Cascades aériennes
-Ah ! ! !
-Du calme ! ! !
Les feuilles de l'arbre bougèrent rapidement puis s'arrêtèrent.
-Bordel, t'as failli te le prendre celui-là !
-Désolé, mais ça devient difficile ! Je suis concentré sur ce vol depuis plus de cinq heures, je suis crevé !
-T'as qu'à me passer les commandes Abhra.
-Certainement pas ! Tu sais pas piloter, et puis je laisse Jetska 8 entre les mains de personne d'autre que moi !
-Ok, alors tache de faire en sorte qu'on s'écrase pas !
-Mais non… Ah tiens, regarde, la ville de Lonchi !
-Génial, répondit Tom qui ne prit même pas la peine de regarder.
Les montagnes étaient de plus en plus hautes et la température avait grandement baissé. Le relief était beaucoup plus accidenté et le pilote devait souvent éviter les obstacles au dernier moment. Mais l'avion avait beau raser les montagnes et les cols, ceux-ci étaient de plus en plus haut, et l'écart entre le plafond blanc, c'est-à-dire la tempête, diminuait dangereusement.

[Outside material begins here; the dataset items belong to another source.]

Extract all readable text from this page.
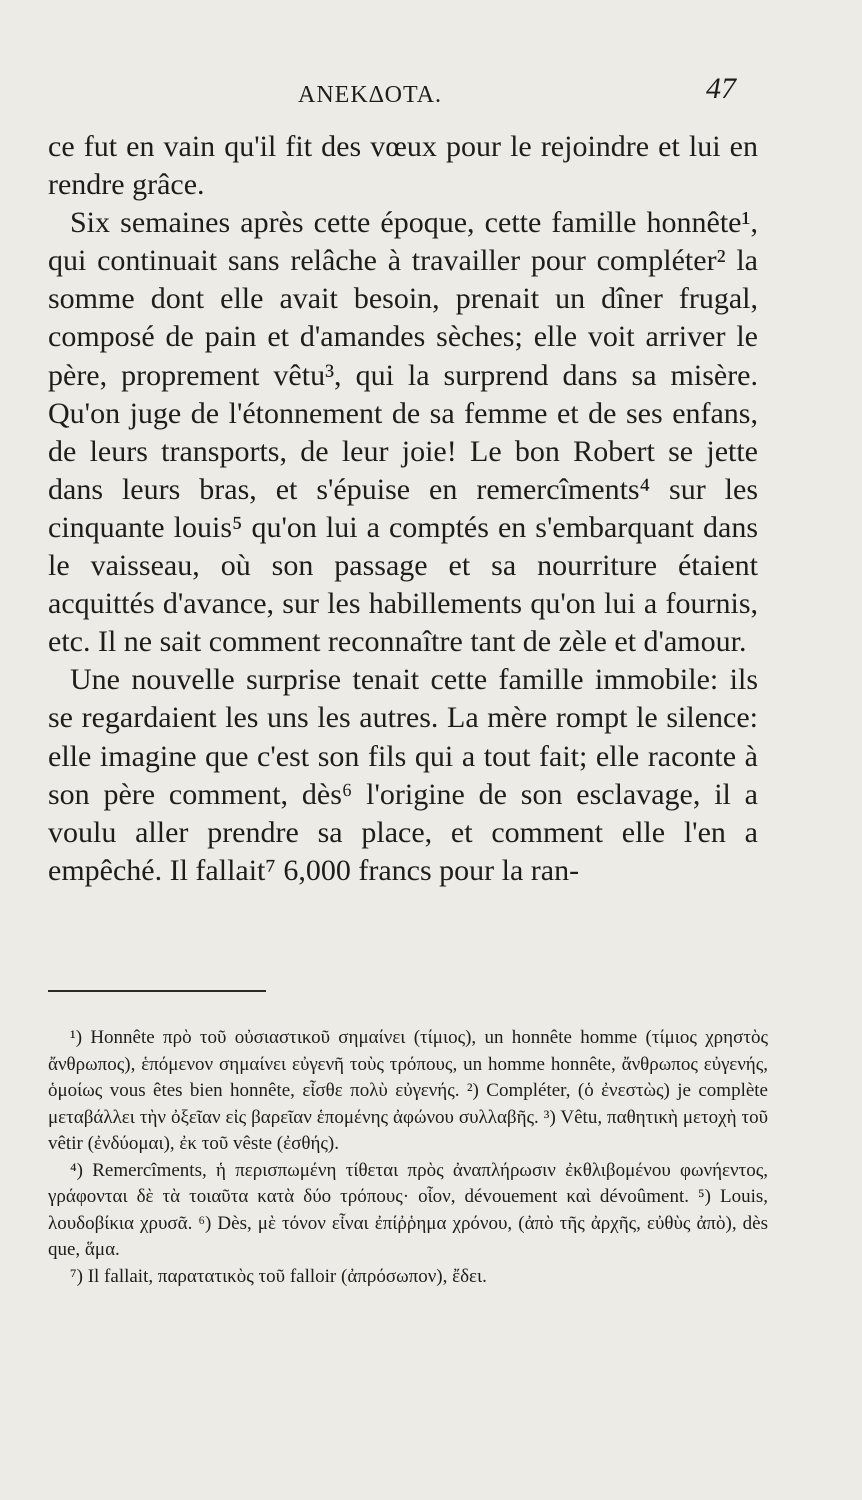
ΑΝΕΚΔΟΤΑ.	47

ce fut en vain qu'il fit des vœux pour le rejoindre et lui en rendre grâce.

Six semaines après cette époque, cette famille honnête¹, qui continuait sans relâche à travailler pour compléter² la somme dont elle avait besoin, prenait un dîner frugal, composé de pain et d'amandes sèches; elle voit arriver le père, proprement vêtu³, qui la surprend dans sa misère. Qu'on juge de l'étonnement de sa femme et de ses enfans, de leurs transports, de leur joie! Le bon Robert se jette dans leurs bras, et s'épuise en remercîments⁴ sur les cinquante louis⁵ qu'on lui a comptés en s'embarquant dans le vaisseau, où son passage et sa nourriture étaient acquittés d'avance, sur les habillements qu'on lui a fournis, etc. Il ne sait comment reconnaître tant de zèle et d'amour.

Une nouvelle surprise tenait cette famille immobile: ils se regardaient les uns les autres. La mère rompt le silence: elle imagine que c'est son fils qui a tout fait; elle raconte à son père comment, dès⁶ l'origine de son esclavage, il a voulu aller prendre sa place, et comment elle l'en a empêché. Il fallait⁷ 6,000 francs pour la ran-

¹) Honnête πρὸ τοῦ οὐσιαστικοῦ σημαίνει (τίμιος), un honnête homme (τίμιος χρηστὸς ἄνθρωπος), ἑπόμενον σημαίνει εὐγενῆ τοὺς τρόπους, un homme honnête, ἄνθρωπος εὐγενής, ὁμοίως vous êtes bien honnête, εἶσθε πολὺ εὐγενής. ²) Compléter, (ὁ ἐνεστὼς) je complète μεταβάλλει τὴν ὀξεῖαν εἰς βαρεῖαν ἑπομένης ἀφώνου συλλαβῆς. ³) Vêtu, παθητικὴ μετοχὴ τοῦ vêtir (ἐνδύομαι), ἐκ τοῦ vêste (ἐσθής).

⁴) Remercîments, ἡ περισπωμένη τίθεται πρὸς ἀναπλήρωσιν ἐκθλιβομένου φωνήεντος, γράφονται δὲ τὰ τοιαῦτα κατὰ δύο τρόπους· οἷον, dévouement καὶ dévoûment. ⁵) Louis, λουδοβίκια χρυσᾶ. ⁶) Dès, μὲ τόνον εἶναι ἐπίῤῥημα χρόνου, (ἀπὸ τῆς ἀρχῆς, εὐθὺς ἀπὸ), dès que, ἅμα.

⁷) Il fallait, παρατατικὸς τοῦ falloir (ἀπρόσωπον), ἔδει.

-Par Vishnu, ça devient dangereux, commenta Abhra. En plus je crève de froid.
-Si ça peut te rassurer moi aussi, alors arrête de…
-AAAAAAAAAAAAAAAAAAAAAAAAAAAAH !
Ils crièrent en même temps car une grosse secousse secoua tout l'appareil. Même après celle-ci l'avion tremblait encore énormément, et cela n'allait pas en s'arrangeant. Le matériel de réparation, dans les caisses en cartons situées à l'arrière de Jetska 8 faisait un bruit assourdissant en vibrant. Quelques secondes plus tard, les indicateurs du tableau de bord s'affolèrent, tournant sur eux-mêmes, s'éteignant ou encore affichant des valeurs impossibles. Une alarme se fit entendre.

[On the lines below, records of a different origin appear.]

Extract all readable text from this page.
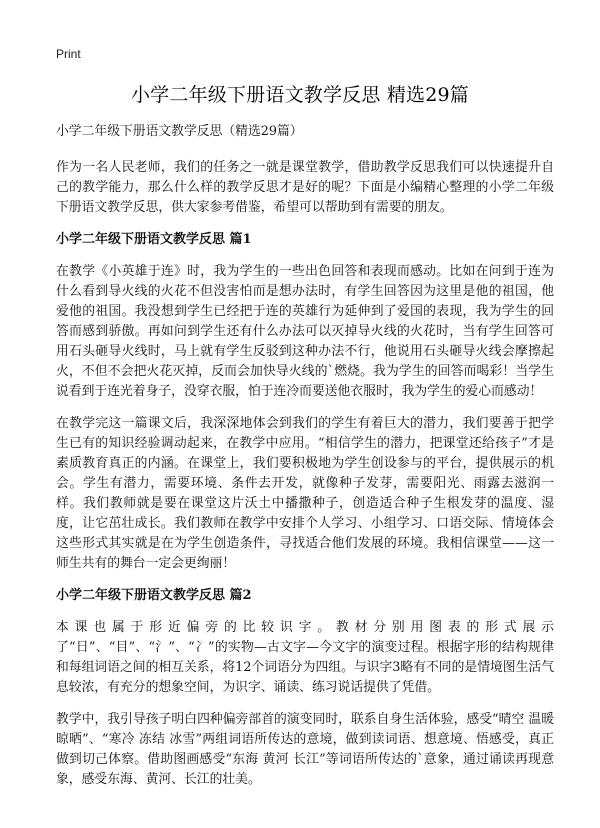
Print
小学二年级下册语文教学反思 精选29篇

小学二年级下册语文教学反思（精选29篇）

作为一名人民老师，我们的任务之一就是课堂教学，借助教学反思我们可以快速提升自己的教学能力，那么什么样的教学反思才是好的呢？下面是小编精心整理的小学二年级下册语文教学反思，供大家参考借鉴，希望可以帮助到有需要的朋友。

小学二年级下册语文教学反思 篇1

在教学《小英雄于连》时，我为学生的一些出色回答和表现而感动。比如在问到于连为什么看到导火线的火花不但没害怕而是想办法时，有学生回答因为这里是他的祖国，他爱他的祖国。我没想到学生已经把于连的英雄行为延伸到了爱国的表现，我为学生的回答而感到骄傲。再如问到学生还有什么办法可以灭掉导火线的火花时，当有学生回答可用石头砸导火线时，马上就有学生反驳到这种办法不行，他说用石头砸导火线会摩擦起火，不但不会把火花灭掉，反而会加快导火线的`燃烧。我为学生的回答而喝彩！当学生说看到于连光着身子，没穿衣服，怕于连冷而要送他衣服时，我为学生的爱心而感动！

在教学完这一篇课文后，我深深地体会到我们的学生有着巨大的潜力，我们要善于把学生已有的知识经验调动起来，在教学中应用。“相信学生的潜力，把课堂还给孩子”才是素质教育真正的内涵。在课堂上，我们要积极地为学生创设参与的平台，提供展示的机会。学生有潜力，需要环境、条件去开发，就像种子发芽，需要阳光、雨露去滋润一样。我们教师就是要在课堂这片沃土中播撒种子，创造适合种子生根发芽的温度、湿度，让它茁壮成长。我们教师在教学中安排个人学习、小组学习、口语交际、情境体会这些形式其实就是在为学生创造条件，寻找适合他们发展的环境。我相信课堂——这一师生共有的舞台一定会更绚丽！

小学二年级下册语文教学反思 篇2

本课也属于形近偏旁的比较识字。教材分别用图表的形式展示了“日”、“目”、“氵”、“冫”的实物—古文字—今文字的演变过程。根据字形的结构规律和每组词语之间的相互关系，将12个词语分为四组。与识字3略有不同的是情境图生活气息较浓，有充分的想象空间，为识字、诵读、练习说话提供了凭借。

教学中，我引导孩子明白四种偏旁部首的演变同时，联系自身生活体验，感受“晴空 温暖 晾晒”、“寒冷 冻结 冰雪”两组词语所传达的意境，做到读词语、想意境、悟感受，真正做到切己体察。借助图画感受“东海 黄河 长江”等词语所传达的`意象，通过诵读再现意象，感受东海、黄河、长江的壮美。
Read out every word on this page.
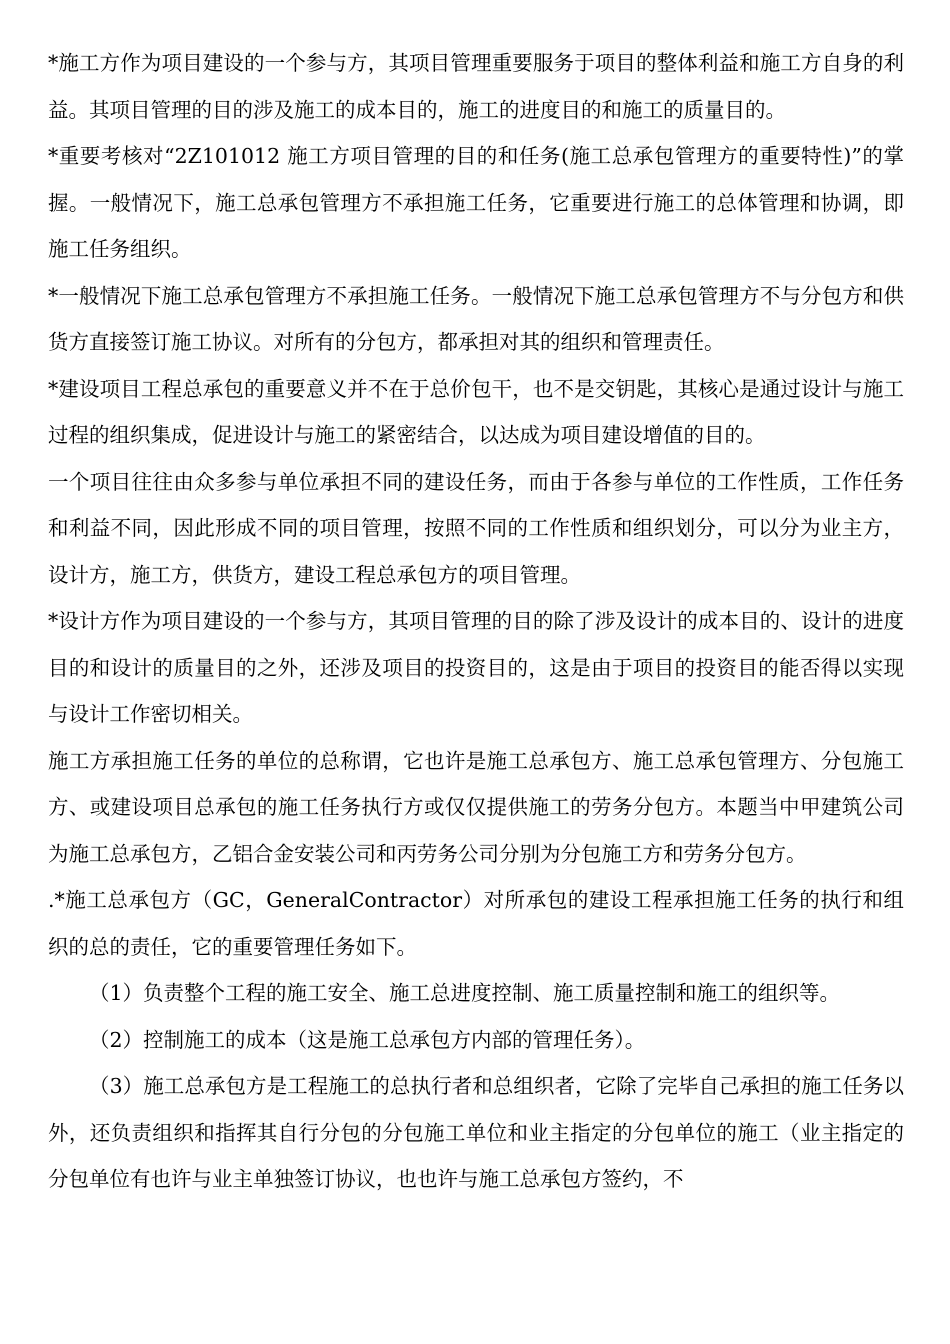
*施工方作为项目建设的一个参与方，其项目管理重要服务于项目的整体利益和施工方自身的利益。其项目管理的目的涉及施工的成本目的，施工的进度目的和施工的质量目的。

*重要考核对“2Z101012 施工方项目管理的目的和任务(施工总承包管理方的重要特性)”的掌握。一般情况下，施工总承包管理方不承担施工任务，它重要进行施工的总体管理和协调，即施工任务组织。

*一般情况下施工总承包管理方不承担施工任务。一般情况下施工总承包管理方不与分包方和供货方直接签订施工协议。对所有的分包方，都承担对其的组织和管理责任。

*建设项目工程总承包的重要意义并不在于总价包干，也不是交钥匙，其核心是通过设计与施工过程的组织集成，促进设计与施工的紧密结合，以达成为项目建设增值的目的。

一个项目往往由众多参与单位承担不同的建设任务，而由于各参与单位的工作性质，工作任务和利益不同，因此形成不同的项目管理，按照不同的工作性质和组织划分，可以分为业主方，设计方，施工方，供货方，建设工程总承包方的项目管理。

*设计方作为项目建设的一个参与方，其项目管理的目的除了涉及设计的成本目的、设计的进度目的和设计的质量目的之外，还涉及项目的投资目的，这是由于项目的投资目的能否得以实现与设计工作密切相关。

施工方承担施工任务的单位的总称谓，它也许是施工总承包方、施工总承包管理方、分包施工方、或建设项目总承包的施工任务执行方或仅仅提供施工的劳务分包方。本题当中甲建筑公司为施工总承包方，乙铝合金安装公司和丙劳务公司分别为分包施工方和劳务分包方。

.*施工总承包方（GC，GeneralContractor）对所承包的建设工程承担施工任务的执行和组织的总的责任，它的重要管理任务如下。

（1）负责整个工程的施工安全、施工总进度控制、施工质量控制和施工的组织等。

（2）控制施工的成本（这是施工总承包方内部的管理任务）。

（3）施工总承包方是工程施工的总执行者和总组织者，它除了完毕自己承担的施工任务以外，还负责组织和指挥其自行分包的分包施工单位和业主指定的分包单位的施工（业主指定的分包单位有也许与业主单独签订协议，也也许与施工总承包方签约，不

-Merde, merde, merde ! Cria Abhra.
Tom se cramponnait à son siège, serrant les dents alors que le pilote tentait de bouger le manche à balais, sans succès.
-Qu'est-ce qui se passe ? !
-J'ai voulu monter trop haut pour éviter le relief, moralité, la basse pression de la tempête nous attire comme un aimant !

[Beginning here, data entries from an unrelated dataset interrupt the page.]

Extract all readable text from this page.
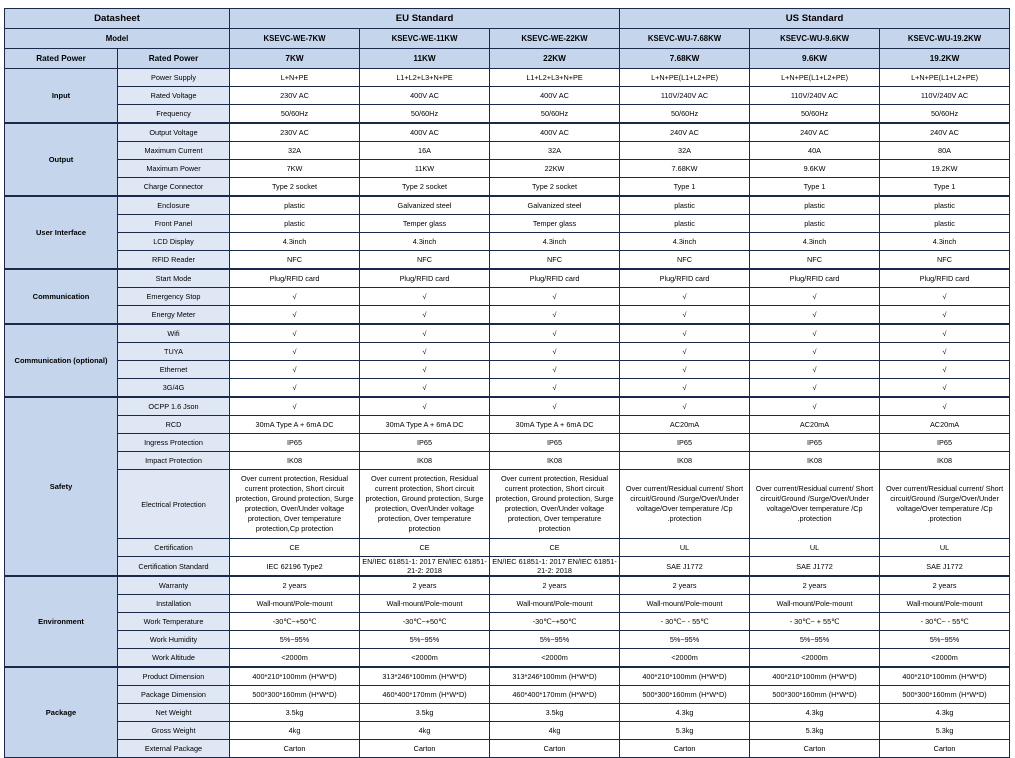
Datasheet		EU Standard			US Standard		
Model		KSEVC-WE-7KW	KSEVC-WE-11KW	KSEVC-WE-22KW	KSEVC-WU-7.68KW	KSEVC-WU-9.6KW	KSEVC-WU-19.2KW
Rated Power	Rated Power	7KW	11KW	22KW	7.68KW	9.6KW	19.2KW
Input	Power Supply	L+N+PE	L1+L2+L3+N+PE	L1+L2+L3+N+PE	L+N+PE(L1+L2+PE)	L+N+PE(L1+L2+PE)	L+N+PE(L1+L2+PE)
	Rated Voltage	230V AC	400V AC	400V AC	110V/240V AC	110V/240V AC	110V/240V AC
	Frequency	50/60Hz	50/60Hz	50/60Hz	50/60Hz	50/60Hz	50/60Hz
Output	Output Voltage	230V AC	400V AC	400V AC	240V AC	240V AC	240V AC
	Maximum Current	32A	16A	32A	32A	40A	80A
	Maximum Power	7KW	11KW	22KW	7.68KW	9.6KW	19.2KW
	Charge Connector	Type 2 socket	Type 2 socket	Type 2 socket	Type 1	Type 1	Type 1
User Interface	Enclosure	plastic	Galvanized steel	Galvanized steel	plastic	plastic	plastic
	Front Panel	plastic	Temper glass	Temper glass	plastic	plastic	plastic
	LCD Display	4.3inch	4.3inch	4.3inch	4.3inch	4.3inch	4.3inch
	RFID Reader	NFC	NFC	NFC	NFC	NFC	NFC
Communication	Start Mode	Plug/RFID card	Plug/RFID card	Plug/RFID card	Plug/RFID card	Plug/RFID card	Plug/RFID card
	Emergency Stop	√	√	√	√	√	√
	Energy Meter	√	√	√	√	√	√
Communication (optional)	Wifi	√	√	√	√	√	√
	TUYA	√	√	√	√	√	√
	Ethernet	√	√	√	√	√	√
	3G/4G	√	√	√	√	√	√
Safety	OCPP 1.6 Json	√	√	√	√	√	√
	RCD	30mA Type A + 6mA DC	30mA Type A + 6mA DC	30mA Type A + 6mA DC	AC20mA	AC20mA	AC20mA
	Ingress Protection	IP65	IP65	IP65	IP65	IP65	IP65
	Impact Protection	IK08	IK08	IK08	IK08	IK08	IK08
	Electrical Protection	Over current protection, Residual current protection, Short circuit protection, Ground protection, Surge protection, Over/Under voltage protection, Over temperature protection,Cp protection	Over current protection, Residual current protection, Short circuit protection, Ground protection, Surge protection, Over/Under voltage protection, Over temperature protection	Over current protection, Residual current protection, Short circuit protection, Ground protection, Surge protection, Over/Under voltage protection, Over temperature protection	Over current/Residual current/ Short circuit/Ground /Surge/Over/Under voltage/Over temperature /Cp .protection	Over current/Residual current/ Short circuit/Ground /Surge/Over/Under voltage/Over temperature /Cp .protection	Over current/Residual current/ Short circuit/Ground /Surge/Over/Under voltage/Over temperature /Cp .protection
	Certification	CE	CE	CE	UL	UL	UL
	Certification Standard	IEC 62196 Type2	EN/IEC 61851-1: 2017 EN/IEC 61851-21-2: 2018	EN/IEC 61851-1: 2017 EN/IEC 61851-21-2: 2018	SAE J1772	SAE J1772	SAE J1772
Environment	Warranty	2 years	2 years	2 years	2 years	2 years	2 years
	Installation	Wall-mount/Pole-mount	Wall-mount/Pole-mount	Wall-mount/Pole-mount	Wall-mount/Pole-mount	Wall-mount/Pole-mount	Wall-mount/Pole-mount
	Work Temperature	-30℃~+50℃	-30℃~+50℃	-30℃~+50℃	- 30℃~ - 55℃	- 30℃~ + 55℃	- 30℃~ - 55℃
	Work Humidity	5%~95%	5%~95%	5%~95%	5%~95%	5%~95%	5%~95%
	Work Altitude	<2000m	<2000m	<2000m	<2000m	<2000m	<2000m
Package	Product Dimension	400*210*100mm (H*W*D)	313*246*100mm (H*W*D)	313*246*100mm (H*W*D)	400*210*100mm (H*W*D)	400*210*100mm (H*W*D)	400*210*100mm (H*W*D)
	Package Dimension	500*300*160mm (H*W*D)	460*400*170mm (H*W*D)	460*400*170mm (H*W*D)	500*300*160mm (H*W*D)	500*300*160mm (H*W*D)	500*300*160mm (H*W*D)
	Net Weight	3.5kg	3.5kg	3.5kg	4.3kg	4.3kg	4.3kg
	Gross Weight	4kg	4kg	4kg	5.3kg	5.3kg	5.3kg
	External Package	Carton	Carton	Carton	Carton	Carton	Carton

-Pas question de finir en fichier winzip, fais quelque chose !
-J'essaie de piquer du nez, j'ai les gaz à fond mais on prend quand même de l'altitude !
-Faut sauter !
-T'es fou ? Autant se flinguer maintenant !
-Mais qu'est-ce qu'on peut faire alors ? On va réellement finir écrasé dans la tempête ?
-Oui, Jetska 8 ne tiendra pas longtemps !
Tout en essayant de bouger le manche à balais, Abhra ferma les yeux.
-Je veux être réincarné en oiseau, un petit oiseau pur, s'il vous plait !
-Arrête tes conneries putain !
-Un oiseau, un … AH !
L'horizon disparut devant leurs yeux ébahis, laissant la place à un blanc impénétrable.
-On est dans la brume ! C'est la fin !
-…
Tom se détendit soudain. Dans quelques instants, ils allaient sortirent de cette masse blanche, et être déchiquetés dans la tempête au-dessus.
Après tout, comme ça, je rejoindrai Maris. Et…
-MARIE !
Non, j'ai juré que je te sauverai ! Et tu n'es pas morte, tu n'es pas morte !
-Je te sauverai !
-C'est fini ! J'aurais le plaisir de finir ma vie avec Jetska 8 ! On rentre dans la tempête !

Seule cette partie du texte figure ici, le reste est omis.